Zu meiner unbeschreiblichen Verwunderung fand ich jedoch einen Nero vor, der, schweißnaß und mit vor Erschöpfung verzerrtem Gesicht, vor Freude weinte.
»Hast du gesehen, hast du gehört, wie ich das Publikum mitriß?« fragte er mich. »Sie miauten und krähten sogar, um die Strafe für den Muttermord auf Orest herabzurufen! Ich glaube, es ist noch nie vorgekommen, daß die Zuschauer bei einer Aufführung so vollständig mitlebten!«
Nero trocknete sich den Schweiß ab und trat dann siegesstolz lächelnd hinaus, um den Beifall entgegenzunehmen, der zu Donnertosen anschwoll, als ich, durch einen Trichter rufend, verkündete, daß der Kaiser in eigener Person mitgespielt hatte. Das Publikum forderte wie ein Mann, er solle noch mehr singen.
Mir wurde die Ehre zuteil, Nero die Zither zu bringen. Er sang und begleitete sich selbst, um auch seine Meisterschaft als Zitherspieler zu beweisen, bis es so dunkel wurde, daß man sein Gesicht nicht mehr erkennen konnte. Erst dann hörte er widerstrebend auf, ließ aber kundmachen, daß er auch in Zukunft vor dem Volk auftreten werde, wenn dies der Wunsch des Volkes sei.
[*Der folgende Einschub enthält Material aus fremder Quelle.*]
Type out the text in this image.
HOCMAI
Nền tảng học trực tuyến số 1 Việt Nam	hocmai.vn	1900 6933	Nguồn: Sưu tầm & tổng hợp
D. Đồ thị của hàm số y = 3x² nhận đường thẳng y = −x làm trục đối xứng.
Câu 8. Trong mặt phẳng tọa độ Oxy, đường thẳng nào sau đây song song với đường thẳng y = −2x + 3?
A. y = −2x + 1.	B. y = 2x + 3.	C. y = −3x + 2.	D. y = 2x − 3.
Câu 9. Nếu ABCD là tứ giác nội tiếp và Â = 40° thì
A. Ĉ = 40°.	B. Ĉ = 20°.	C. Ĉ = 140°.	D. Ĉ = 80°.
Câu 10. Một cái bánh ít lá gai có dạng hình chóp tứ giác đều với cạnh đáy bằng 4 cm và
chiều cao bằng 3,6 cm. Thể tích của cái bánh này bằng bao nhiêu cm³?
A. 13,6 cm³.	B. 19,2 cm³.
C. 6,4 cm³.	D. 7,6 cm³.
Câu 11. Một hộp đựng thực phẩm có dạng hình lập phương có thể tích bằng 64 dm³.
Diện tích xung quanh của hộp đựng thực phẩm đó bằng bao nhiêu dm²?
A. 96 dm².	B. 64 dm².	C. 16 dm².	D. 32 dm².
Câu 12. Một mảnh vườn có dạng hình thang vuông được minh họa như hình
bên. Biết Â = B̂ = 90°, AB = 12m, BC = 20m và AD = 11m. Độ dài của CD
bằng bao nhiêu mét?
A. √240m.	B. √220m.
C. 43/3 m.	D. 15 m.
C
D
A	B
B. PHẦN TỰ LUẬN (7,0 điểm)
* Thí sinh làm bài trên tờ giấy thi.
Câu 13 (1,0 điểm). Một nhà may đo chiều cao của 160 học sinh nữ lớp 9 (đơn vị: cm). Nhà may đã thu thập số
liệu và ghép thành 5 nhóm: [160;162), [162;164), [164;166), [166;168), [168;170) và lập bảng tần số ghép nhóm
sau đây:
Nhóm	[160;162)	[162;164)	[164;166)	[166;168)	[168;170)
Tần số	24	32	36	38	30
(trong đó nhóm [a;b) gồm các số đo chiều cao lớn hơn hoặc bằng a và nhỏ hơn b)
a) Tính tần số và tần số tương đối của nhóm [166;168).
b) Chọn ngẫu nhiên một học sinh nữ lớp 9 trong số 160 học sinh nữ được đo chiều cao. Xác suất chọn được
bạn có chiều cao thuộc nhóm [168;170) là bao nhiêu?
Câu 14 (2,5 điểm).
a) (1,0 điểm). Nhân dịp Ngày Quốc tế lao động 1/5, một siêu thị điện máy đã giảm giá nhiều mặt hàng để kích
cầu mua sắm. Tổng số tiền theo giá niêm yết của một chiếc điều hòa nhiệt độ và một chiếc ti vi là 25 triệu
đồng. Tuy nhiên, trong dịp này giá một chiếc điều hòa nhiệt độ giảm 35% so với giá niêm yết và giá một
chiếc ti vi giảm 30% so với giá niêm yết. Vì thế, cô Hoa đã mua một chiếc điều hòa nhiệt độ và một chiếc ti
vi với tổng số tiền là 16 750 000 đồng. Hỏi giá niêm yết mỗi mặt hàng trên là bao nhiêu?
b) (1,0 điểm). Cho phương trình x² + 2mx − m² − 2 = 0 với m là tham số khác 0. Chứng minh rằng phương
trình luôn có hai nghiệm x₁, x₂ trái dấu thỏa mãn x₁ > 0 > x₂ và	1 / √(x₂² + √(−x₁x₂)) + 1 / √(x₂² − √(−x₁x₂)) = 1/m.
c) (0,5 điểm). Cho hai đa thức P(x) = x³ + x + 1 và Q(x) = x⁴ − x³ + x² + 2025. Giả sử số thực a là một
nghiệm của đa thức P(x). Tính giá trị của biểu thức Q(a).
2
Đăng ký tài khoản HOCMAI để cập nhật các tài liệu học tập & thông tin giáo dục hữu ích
Als ich ihm die Anweisung auf eine Million Sesterze reichte, sagte ich ihm, daß ich Befehl gegeben hatte, seinem Geburtsgenius, seiner verstorbenen Tochter und zur Sicherheit auch Apoll ein Dankopfer darzubringen. »Obwohl«, fügte ich hinzu, »obwohl ich glaube, daß du Apoll bereits übertroffen hast und seine Hilfe nicht mehr brauchst.«
Während er noch vor Freude ganz außer sich war, brachte ich so beiläufig wie möglich den Wunsch vor, er möge meine Ehe in aller Stille auflösen, da wir uns, Sabina und ich, nicht vertrugen, beide die Scheidung wünschten und im übrigen auch die Einwilligung unserer Eltern hatten.
Nero begann laut zu lachen und sagte, es sei ihm schon längst klar, daß ich meine sonderbare Ehe aus reiner Lasterhaftigkeit weitergeführt hätte. Er fragte mich neugierig, ob es wahr sei, daß Sabina geschlechtlichen Umgang mit den afrikanischen Riesenaffen pflege, wie in der Stadt so hartnäckig behauptet werde. Er hätte ganz und gar nichts dagegen, sich einmal heimlich so eine Vorstellung anzusehen. Ich bat ihn, Sabina selbst danach zu fragen, und gab vor, wir seien so verfeindet, daß wir nicht einmal mehr miteinander redeten. Er stellte mir nur noch die Bedingung, daß Sabina auch nach der Scheidung zum Vergnügen des Volkes im Amphitheater auftreten müsse, und schon am nächsten Morgen erhielt ich die Scheidungsurkunde, für die ich nicht einmal die übliche Gebühr zu entrichten brauchte.